Middle & high school innovators are now moving away from this separation of subjects to a model that merges all of STEM. Integrated STEM, project-based learning, and curricula are now designed to focus on engineering specific solutions using a smaller corpus of scientific facts and knowledge. With respect to the grade level and subject matter, students are given information to solve a larger, relevant, and very real problem.
How beautiful.
Due to the ubiquitous nature of information, an earnestly seeking student can dive deeply and swiftly acquire meaningful interdisciplinary content that may scaffold a STEM project. Conversely, the opposite can also be true for 6th-16th year students: due to the ubiquitous nature of information, it is easy to be lost in bad data, superfluous details, irrelevant hypotheses, jargon, and significant but tangential discoveries. A good teacher gathers; a great teacher inspires.
Integrated STEM cross links and connects big ideas between the silos of science. Great teachers kindle curiosity by giving enough tools to a budding scientist for meaningful discovery, healthy growth, and opportunities for individual expression. Thus, meticulously ordered topics slowly initiate, awaken, and train the curious mind to carefully examine the mysteries of science.
Only one generation ago, (approximately 20 years, as accounted for by economists) when most teachers were in middle school themselves, exams were crammed with facts.
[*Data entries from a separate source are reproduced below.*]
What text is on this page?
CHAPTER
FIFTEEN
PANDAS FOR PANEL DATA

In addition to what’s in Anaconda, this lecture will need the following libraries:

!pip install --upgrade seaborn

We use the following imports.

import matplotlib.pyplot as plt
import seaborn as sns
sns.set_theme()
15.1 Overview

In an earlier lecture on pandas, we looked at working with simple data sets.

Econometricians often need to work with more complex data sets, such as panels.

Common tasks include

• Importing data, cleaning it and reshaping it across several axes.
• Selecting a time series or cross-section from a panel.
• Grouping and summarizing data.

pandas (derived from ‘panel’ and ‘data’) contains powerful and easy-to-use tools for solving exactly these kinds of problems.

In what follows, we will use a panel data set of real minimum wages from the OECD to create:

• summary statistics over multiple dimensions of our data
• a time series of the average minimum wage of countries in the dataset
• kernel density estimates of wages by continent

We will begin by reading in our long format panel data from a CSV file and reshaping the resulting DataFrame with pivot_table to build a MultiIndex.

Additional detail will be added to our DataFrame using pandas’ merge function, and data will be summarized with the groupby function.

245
Analysis & synthesis questions were acknowledged as beneficial, but they were far and too few in between STEM fields. (Another well-intended pun.) It was widely held that if each natural or social science followed a silo curriculum, eventually all of these ideas would coalesce within the student mind, and the educational system will have produced a competent scientist. But the historical record shows a dearth of science and engineering graduates.
The ubiquitous nature of information and learning, MOOCs, DIY projects, kits, instructables, coding, data, and robotics have dynamically and fundamentally altered the “fact-cramming exam” paradigm.
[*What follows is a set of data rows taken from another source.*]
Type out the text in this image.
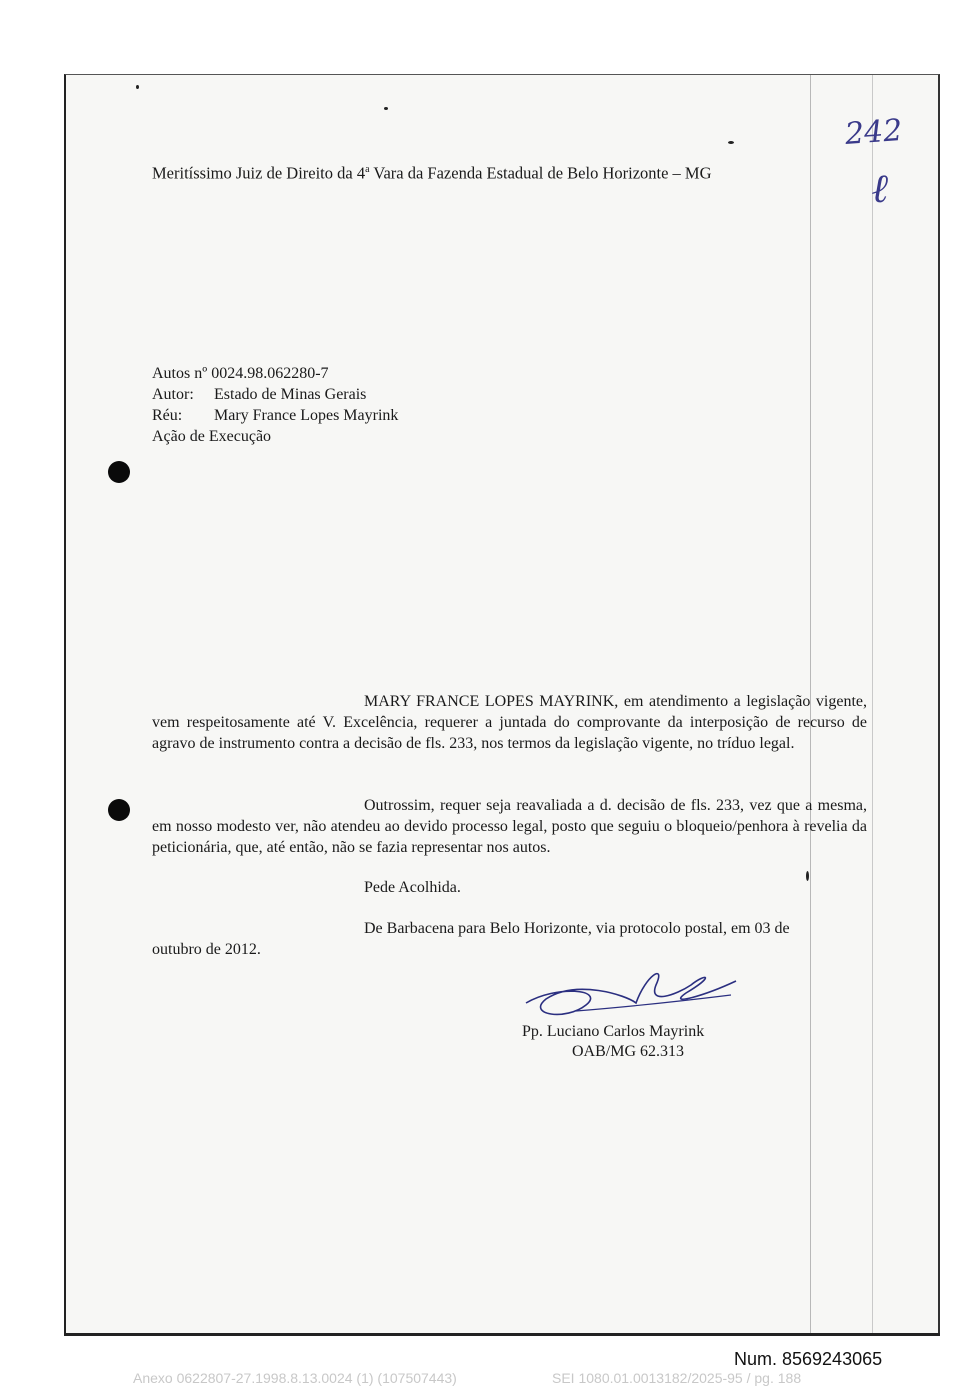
242
ℓ
Meritíssimo Juiz de Direito da 4$^a$ Vara da Fazenda Estadual de Belo Horizonte – MG
Autos nº 0024.98.062280-7
Autor: Estado de Minas Gerais
Réu: Mary France Lopes Mayrink
Ação de Execução
MARY FRANCE LOPES MAYRINK, em atendimento a legislação vigente, vem respeitosamente até V. Excelência, requerer a juntada do comprovante da interposição de recurso de agravo de instrumento contra a decisão de fls. 233, nos termos da legislação vigente, no tríduo legal.
Outrossim, requer seja reavaliada a d. decisão de fls. 233, vez que a mesma, em nosso modesto ver, não atendeu ao devido processo legal, posto que seguiu o bloqueio/penhora à revelia da peticionária, que, até então, não se fazia representar nos autos.
Pede Acolhida.
De Barbacena para Belo Horizonte, via protocolo postal, em 03 de
outubro de 2012.
Pp. Luciano Carlos Mayrink
OAB/MG 62.313
Num. 8569243065
Anexo 0622807-27.1998.8.13.0024 (1) (107507443)	SEI 1080.01.0013182/2025-95 / pg. 188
Beauty comes from asking students to engineer a solution beginning with sufficient background and limited knowledge. What is beautiful about the integrated STEM paradigm is how educational objectives are all met, and usually exceeded, along with a healthy dose of realistic pragmatism.
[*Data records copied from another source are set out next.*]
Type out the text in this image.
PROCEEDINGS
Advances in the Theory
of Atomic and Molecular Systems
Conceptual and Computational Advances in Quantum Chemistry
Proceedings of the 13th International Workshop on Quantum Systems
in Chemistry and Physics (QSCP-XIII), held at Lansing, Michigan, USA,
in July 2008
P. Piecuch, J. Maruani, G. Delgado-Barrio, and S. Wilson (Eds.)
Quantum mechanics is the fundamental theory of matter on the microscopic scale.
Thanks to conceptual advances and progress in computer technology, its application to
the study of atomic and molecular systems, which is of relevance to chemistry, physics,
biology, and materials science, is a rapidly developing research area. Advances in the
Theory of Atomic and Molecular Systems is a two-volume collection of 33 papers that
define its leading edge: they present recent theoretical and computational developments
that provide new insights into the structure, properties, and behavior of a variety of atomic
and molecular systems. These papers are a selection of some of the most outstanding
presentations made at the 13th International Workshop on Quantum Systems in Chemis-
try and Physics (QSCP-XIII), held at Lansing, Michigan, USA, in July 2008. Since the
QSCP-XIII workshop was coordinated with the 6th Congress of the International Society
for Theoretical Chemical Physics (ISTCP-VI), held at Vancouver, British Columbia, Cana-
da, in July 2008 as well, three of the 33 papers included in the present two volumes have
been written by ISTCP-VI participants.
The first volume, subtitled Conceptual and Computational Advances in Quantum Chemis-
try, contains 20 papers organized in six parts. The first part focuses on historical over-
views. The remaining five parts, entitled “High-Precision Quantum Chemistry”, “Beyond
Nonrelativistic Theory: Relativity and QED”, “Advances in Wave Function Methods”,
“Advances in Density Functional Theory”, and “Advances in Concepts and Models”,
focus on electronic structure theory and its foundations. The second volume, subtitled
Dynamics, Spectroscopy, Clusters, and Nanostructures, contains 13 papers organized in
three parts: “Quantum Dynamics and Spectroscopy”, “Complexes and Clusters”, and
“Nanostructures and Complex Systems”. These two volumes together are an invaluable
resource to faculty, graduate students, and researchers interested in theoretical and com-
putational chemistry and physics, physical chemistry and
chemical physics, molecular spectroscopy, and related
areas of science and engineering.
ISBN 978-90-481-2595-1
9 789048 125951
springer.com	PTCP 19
In reality, young professional scientists always work from a limited body of knowledge and expertise. Laboratory research projects, R&D, budgeting is always constrained by time, resources, human capital, and energy – towards some goal or engineering end: procurement, prototyping, proposal submissions, testing or manufacturing a product, or publication.
School districts across the country are clamoring to keep up with technological change, what we learn and how we learn it: curricula that include programming, web development, photoshop or AutoCad, STEM laboratories and maker spaces, blended physical & virtual learning, Learning Management Systems, MOOCs affiliated with the most prestigious universities and grand-masters around the world, cloud-based servers, digital literacies and platforms of communication that allow access, creation, and instantaneous sharing of media… the ubiquity, pace, and exponential growth are unprecedented and mind-blowing.
Standardization of a collective Common Core curriculum for most subjects taught in public schools in most of the United States allowed for programs like No Child Left Behind because we were able to establish a baseline for what was absolutely necessary post Internet revolution.
The Next Generation Science Standards were adopted in 2014 by most states in America because the tectonic pedagogical shift came from a profound epistemological discovery: we need to step out of the silos of science. It is the practical application of a subset of STEM ideas that fulfills, and often exceeds educational and academic objectives. This is because the impetus for discovery and engineering genuinely emerge from students. Experimental, project-based, integrated STEM curricula better serve society because they are grounded in a pragmatic realism that reflects the true nature of life and a career as a 21st century scientist.